Uno dei più grandi eventi della storia del tennis mondiale arriva al cinema con Borg McEnroe (qui il trailer), pellicola a tema sportivo incentrata sulla celebre finale di Wimbledon del 1979, che vide lo scontro all’ultimo colpo tra il gentleman svedese Björn Borg e l’enfant terrible americano John McEnroe.
Vera sorpresa di questa 12^ edizione della Festa del Cinema di Roma, il lungometraggio di Janus Metz Pedersen mette in scena con maestria uno scontro che travalica il semplice match, trasformandosi in un duello non solo esteriore ma anche interiore. Ciò che fin da subito colpisce è infatti l’estrema umanità delle due figure rappresentate, opposte l’una all’altra ma ugualmente scisse e fragili.
Borg McEnroe mette in scena con maestria uno scontro che travalica il semplice match, trasformandosi in un duello non solo esteriore ma anche interiore
Borg, con lo sguardo controllato ed una freddezza meccanica, si erge a emblema della superstar mancata, divisa tra il desiderio di vincere e la paura di perdere se stesso. Con un focus narrativo che spesso mette in ombra la sua controparte statunitense, lo svedese conquista grazie ad una caratterizzazione universale e coinvolgente, che restituisce il campione come riflesso di un uomo qualunque with a chance.

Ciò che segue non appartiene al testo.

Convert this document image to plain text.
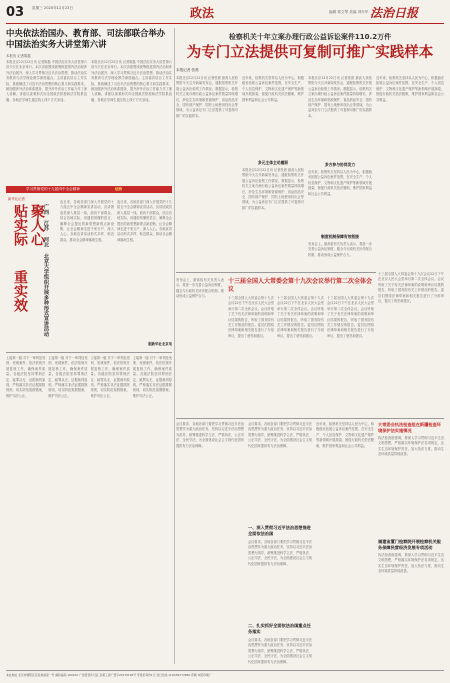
03 星期三 2020年12月23日	政法	编辑 郭文琴 美编 刘年华 法治日报
中央依法治国办、教育部、司法部联合举办中国法治实务大讲堂第六讲
本报讯 记者陈磊
本报北京12月22日讯 记者陈磊 中国法治实务大讲堂第六讲今天在北京举行。本次讲座围绕统筹推进国内法治和涉外法治展开，深入学习贯彻习近平法治思想，推动法治实务教育与法学理论教学深度融合。主讲嘉宾结合工作实际，系统阐述了习近平法治思想的核心要义和实践要求，就加强涉外法治体系建设、提升涉外法治工作能力作了深入讲解。讲座以视频形式向全国政法院校和法学院系直播，各地法学师生通过线上线下方式参加。
本报北京12月22日讯 记者陈磊 中国法治实务大讲堂第六讲今天在北京举行。本次讲座围绕统筹推进国内法治和涉外法治展开，深入学习贯彻习近平法治思想，推动法治实务教育与法学理论教学深度融合。主讲嘉宾结合工作实际，系统阐述了习近平法治思想的核心要义和实践要求，就加强涉外法治体系建设、提升涉外法治工作能力作了深入讲解。讲座以视频形式向全国政法院校和法学院系直播，各地法学师生通过线上线下方式参加。
学习贯彻党的十九届四中全会精神	法治
新华社记者
贴实际 聚人心
重实效	广西 江苏 河北 北京大学组织开展多种形式宣讲活动
连日来，各地各部门深入开展党的十九届五中全会精神宣讲活动，宣讲团成员深入基层一线，面向干部群众，结合各地实际，用通俗易懂的语言，阐释全会提出的新思想新观点新论断，让全会精神走进千家万户、深入人心。各地宣讲活动形式多样、贴近群众，推动全会精神落地生根。
连日来，各地各部门深入开展党的十九届五中全会精神宣讲活动，宣讲团成员深入基层一线，面向干部群众，结合各地实际，用通俗易懂的语言，阐释全会提出的新思想新观点新论断，让全会精神走进千家万户、深入人心。各地宣讲活动形式多样、贴近群众，推动全会精神落地生根。
据新华社北京电
检察机关十年立案办理行政公益诉讼案件110.2万件
为专门立法提供可复制可推广实践样本
本报记者 张晨
本报北京12月22日讯 记者张晨 最高人民检察院今天召开新闻发布会，通报检察机关开展公益诉讼检察工作情况。数据显示，检察机关立案办理行政公益诉讼案件数量持续增长，涉及生态环境和资源保护、食品药品安全、国有财产保护、国有土地使用权出让等领域，为公益诉讼专门立法提供了可复制可推广的实践样本。
近年来，检察机关坚持以人民为中心，积极稳妥拓展公益诉讼案件范围，在安全生产、个人信息保护、文物和文化遗产保护等新领域开展探索，督促行政机关依法履职，维护国家利益和社会公共利益。
多元主体主动履职
本报北京12月22日讯 记者张晨 最高人民检察院今天召开新闻发布会，通报检察机关开展公益诉讼检察工作情况。数据显示，检察机关立案办理行政公益诉讼案件数量持续增长，涉及生态环境和资源保护、食品药品安全、国有财产保护、国有土地使用权出让等领域，为公益诉讼专门立法提供了可复制可推广的实践样本。
本报北京12月22日讯 记者张晨 最高人民检察院今天召开新闻发布会，通报检察机关开展公益诉讼检察工作情况。数据显示，检察机关立案办理行政公益诉讼案件数量持续增长，涉及生态环境和资源保护、食品药品安全、国有财产保护、国有土地使用权出让等领域，为公益诉讼专门立法提供了可复制可推广的实践样本。
多方参与协同发力
近年来，检察机关坚持以人民为中心，积极稳妥拓展公益诉讼案件范围，在安全生产、个人信息保护、文物和文化遗产保护等新领域开展探索，督促行政机关依法履职，维护国家利益和社会公共利益。
制度机制保障有效衔接
发布会上，最高检有关负责人表示，将进一步完善公益诉讼制度，健全与行政机关协作配合机制，推动形成公益保护合力。
近年来，检察机关坚持以人民为中心，积极稳妥拓展公益诉讼案件范围，在安全生产、个人信息保护、文物和文化遗产保护等新领域开展探索，督促行政机关依法履职，维护国家利益和社会公共利益。
十三届全国人大常委会第十九次会议举行第二次全体会议
发布会上，最高检有关负责人表示，将进一步完善公益诉讼制度，健全与行政机关协作配合机制，推动形成公益保护合力。	十三届全国人大常委会第十九次会议22日下午在北京人民大会堂举行第二次全体会议。会议听取了关于有关法律草案的说明和审议结果的报告，听取了国务院有关工作情况的报告。委员们围绕法律草案和相关报告进行了分组审议，提出了意见和建议。
十三届全国人大常委会第十九次会议22日下午在北京人民大会堂举行第二次全体会议。会议听取了关于有关法律草案的说明和审议结果的报告，听取了国务院有关工作情况的报告。委员们围绕法律草案和相关报告进行了分组审议，提出了意见和建议。
十三届全国人大常委会第十九次会议22日下午在北京人民大会堂举行第二次全体会议。会议听取了关于有关法律草案的说明和审议结果的报告，听取了国务院有关工作情况的报告。委员们围绕法律草案和相关报告进行了分组审议，提出了意见和建议。
十三届全国人大常委会第十九次会议22日下午在北京人民大会堂举行第二次全体会议。会议听取了关于有关法律草案的说明和审议结果的报告，听取了国务院有关工作情况的报告。委员们围绕法律草案和相关报告进行了分组审议，提出了意见和建议。
上接第一版 对于一审判处死刑、死缓案件，依法依规开展复核工作，确保案件质量。各级法院坚持罪刑法定、疑罪从无、证据裁判原则，严格落实非法证据排除规则，切实防范冤假错案，维护司法公正。
上接第一版 对于一审判处死刑、死缓案件，依法依规开展复核工作，确保案件质量。各级法院坚持罪刑法定、疑罪从无、证据裁判原则，严格落实非法证据排除规则，切实防范冤假错案，维护司法公正。
上接第一版 对于一审判处死刑、死缓案件，依法依规开展复核工作，确保案件质量。各级法院坚持罪刑法定、疑罪从无、证据裁判原则，严格落实非法证据排除规则，切实防范冤假错案，维护司法公正。
上接第一版 对于一审判处死刑、死缓案件，依法依规开展复核工作，确保案件质量。各级法院坚持罪刑法定、疑罪从无、证据裁判原则，严格落实非法证据排除规则，切实防范冤假错案，维护司法公正。
会议要求，各地各部门要把学习贯彻习近平法治思想作为重大政治任务，坚持以习近平法治思想为指导，统筹推进科学立法、严格执法、公正司法、全民守法，为全面建设社会主义现代化国家提供有力法治保障。
会议要求，各地各部门要把学习贯彻习近平法治思想作为重大政治任务，坚持以习近平法治思想为指导，统筹推进科学立法、严格执法、公正司法、全民守法，为全面建设社会主义现代化国家提供有力法治保障。
一、深入贯彻习近平法治思想推进全面依法治国
会议要求，各地各部门要把学习贯彻习近平法治思想作为重大政治任务，坚持以习近平法治思想为指导，统筹推进科学立法、严格执法、公正司法、全民守法，为全面建设社会主义现代化国家提供有力法治保障。
二、扎实抓好全面依法治国重点任务落实
会议要求，各地各部门要把学习贯彻习近平法治思想作为重大政治任务，坚持以习近平法治思想为指导，统筹推进科学立法、严格执法、公正司法、全民守法，为全面建设社会主义现代化国家提供有力法治保障。
近年来，检察机关坚持以人民为中心，积极稳妥拓展公益诉讼案件范围，在安全生产、个人信息保护、文物和文化遗产保护等新领域开展探索，督促行政机关依法履职，维护国家利益和社会公共利益。
大常委会执法检查组在新疆检查环境保护法实施情况
执法检查组强调，要深入学习贯彻习近平生态文明思想，严格落实环境保护法各项规定，压实生态环境保护责任，加大执法力度，推动生态环境质量持续改善。
福建省厦门检察院开展检察机关服务保障民营经济发展专项活动
执法检查组强调，要深入学习贯彻习近平生态文明思想，严格落实环境保护法各项规定，压实生态环境保护责任，加大执法力度，推动生态环境质量持续改善。
本社地址 北京市朝阳区花家地南里一号 邮政编码 100102 广告经营许可证 京朝工商广登字20170165号 零售价每份1元 发行热线 (010)84772860 印刷 本报印刷厂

Ottima è chiaramente la performance di Sverrir Gudnason, che sorprende per l’estrema duttilità mimica del volto: il personaggio, emotivamente asettico, non si esprime infatti a parola, ma dialoga con microscopi movimenti del viso, che l’interprete nord europeo orchestra che impensata padronanza. Anche con Stellan Skarsgård, il quale veste i panni del suo allenatore, si crea una perfetta simbiosi affettiva e agonistica.
Borg McEnroe recensione del film con Shia LaBeouf
Accanto a Borg, eccezionale è anche la caratterizzazione di John McEnroe. Nonostante una partecipazione più circoscritta rispetto a quella del collega, il tennista a stelle e strisce diventa simbolo dell’imperfezione umana, della sua arroganza ma anche della sua forza. Confermandosi sempre un grandissimo – e da qualche anno sottovaluto – interprete, Shia LaBeouf convince pienamente incarnando una figura controversa ma multiforme.
Sebbene sia sminuente definire Borg McEnroe con la limitata etichetta di lungometraggio sportivo, il terzo grande protagonista non può che essere il tennis. Raccontato con una piacevolissima scioltezza dell’immagine, il torneo di Wimbledon diventa il terreno di una sfida annunciata e pronta ad essere intrapresa.
Borg McEnroe consacra il filone sportivo ad un livello più alto, sempre scenografico ma umanamente più sfaccettato
L’attesa della partita finale viene pertanto ripagata da un confronto conclusivo eccezionale e travolgente, nel quale il ritmo coinvolge lo spettatore e lo catapulta direttamente sulla scena: il trionfante intreccio tra narrazione, musica e favolosa fotografia produce difatti una tensione d’insieme raramente rintracciabile in produzioni di tale argomento.
La regia, curata come accennato da Janus Metz Pedersen, permette dunque alla pellicola di oscillare tra concretezza del racconto e significati più profondi, non abbandonando le logiche del vero spettacolo d’oltreoceano. Riprendo con un pizzico di autorialità l’insegnamento dei blockbusters hollywoodiani, Borg McEnroe consacra il filone sportivo ad un livello più alto, sempre scenografico ma umanamente più sfaccettato.